Alfred Ernest Cross (June 26, 1861 – March 10, 1932) was a Canadian politician, rancher and brewer, known as one of the Big Four who founded the Calgary Stampede in 1912.

==Early life==
Born in Montreal, Cross was the oldest of seven children. He trained as a veterinary surgeon.

Cross moved to Alberta in 1884 to work at a ranch near what is now Cochrane, Alberta owned by Matthew Henry Cochrane.

In 1899 he married Helen Rothney Macleod (1878-1959), the daughter of North-west Mounted Police Commissioner Colonel James Macleod, who gave Calgary its name.

==Business==
By 1886 Cross owned his own ranch, the A7 Ranche, located near what is now Nanton, Alberta.

Cross returned to Montreal for hospital treatment for appendicitis. He returned to Calgary in 1891 holding a diploma that he had been trained as a brewer's apprentice and established the Calgary Brewing and Malting Company, the first brewery in what was then the Northwest Territories.

==Ranchmen's Club==
That same year Calgary's oldest and most exclusive club, the Ranchmen's Club, was established; and A.E. Cross was a founding member.

==Politics==
In 1898, Cross entered politics, and was elected as a Member of the Legislative Assembly (MLA) for East Calgary.

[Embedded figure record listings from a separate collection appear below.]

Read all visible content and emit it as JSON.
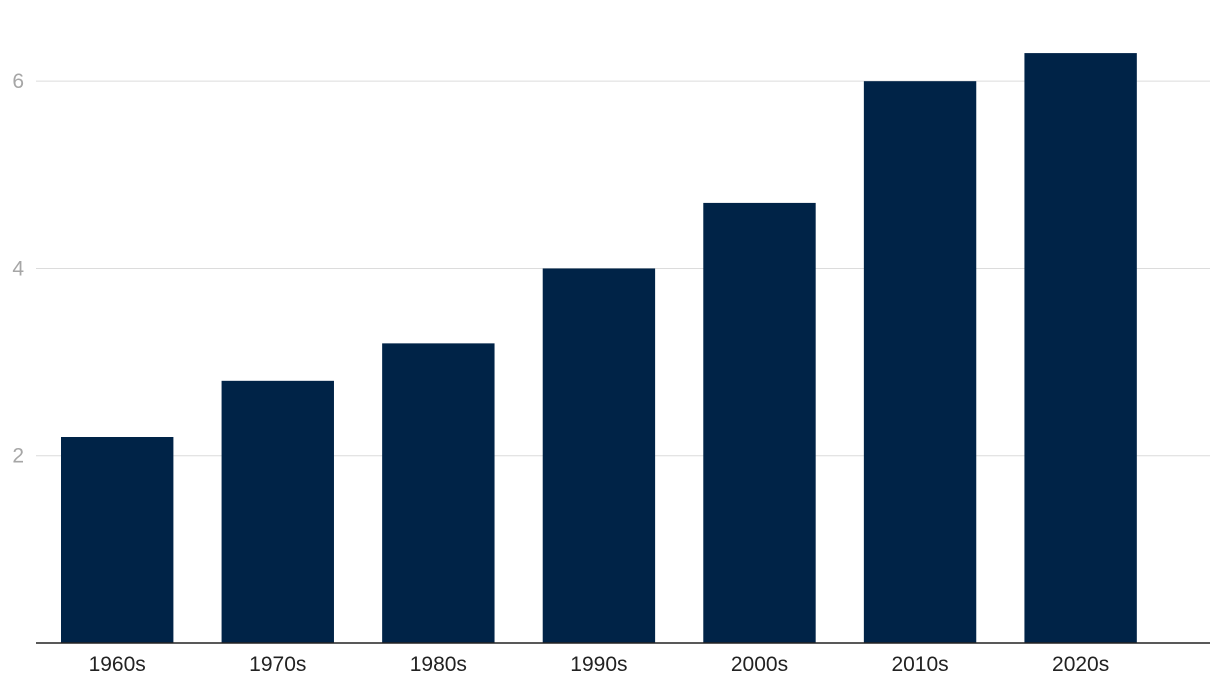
{
  "chart_data": {
    "type": "bar",
    "title": "",
    "xlabel": "",
    "ylabel": "",
    "categories": [
      "1960s",
      "1970s",
      "1980s",
      "1990s",
      "2000s",
      "2010s",
      "2020s"
    ],
    "values": [
      2.2,
      2.8,
      3.2,
      4.0,
      4.7,
      6.0,
      6.3
    ],
    "ylim": [
      0,
      6.6
    ],
    "yticks": [
      2,
      4,
      6
    ],
    "ytick_labels": [
      "2",
      "4",
      "6"
    ],
    "grid": true,
    "legend": "none",
    "colors": {
      "bar": "#002347",
      "grid": "#dcdcdc",
      "baseline": "#222222",
      "ytick_text": "#a6a6a6",
      "xtick_text": "#222222"
    }
  }
}
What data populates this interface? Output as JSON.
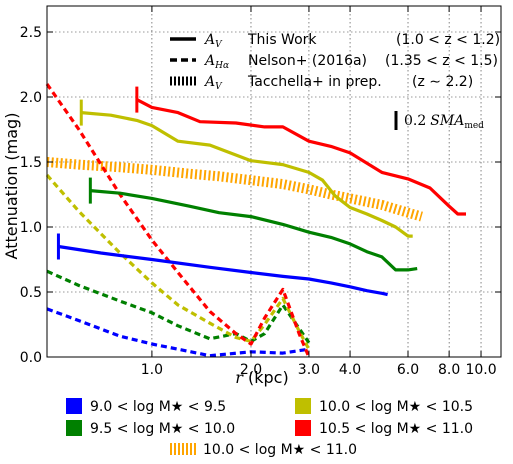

Cross was active in community affairs, serving as a director and president of Calgary General Hospital, as president of the Alberta Exhibition Association, and as president of the Calgary Board of Trade (now Calgary Chamber of Commerce) in 1909.

==Calgary Stampede==
In the summer of 1912, Cross, along with Patrick Burns, George Lane, and Archie McLean ("The Big Four") put up the combined amount of $100,000 to finance the first Calgary Stampede held in September 1912

==Legacy==
Cross died in 1932. The following have been dedicated in his name:
- A.E. Cross Junior High School located in Calgary, Alberta.
- The Big Four Building at the Stampede Grounds in Calgary, Alberta.
A.E. Cross' original house in Calgary, located in the community of Inglewood, is the location of Rouge Restaurant.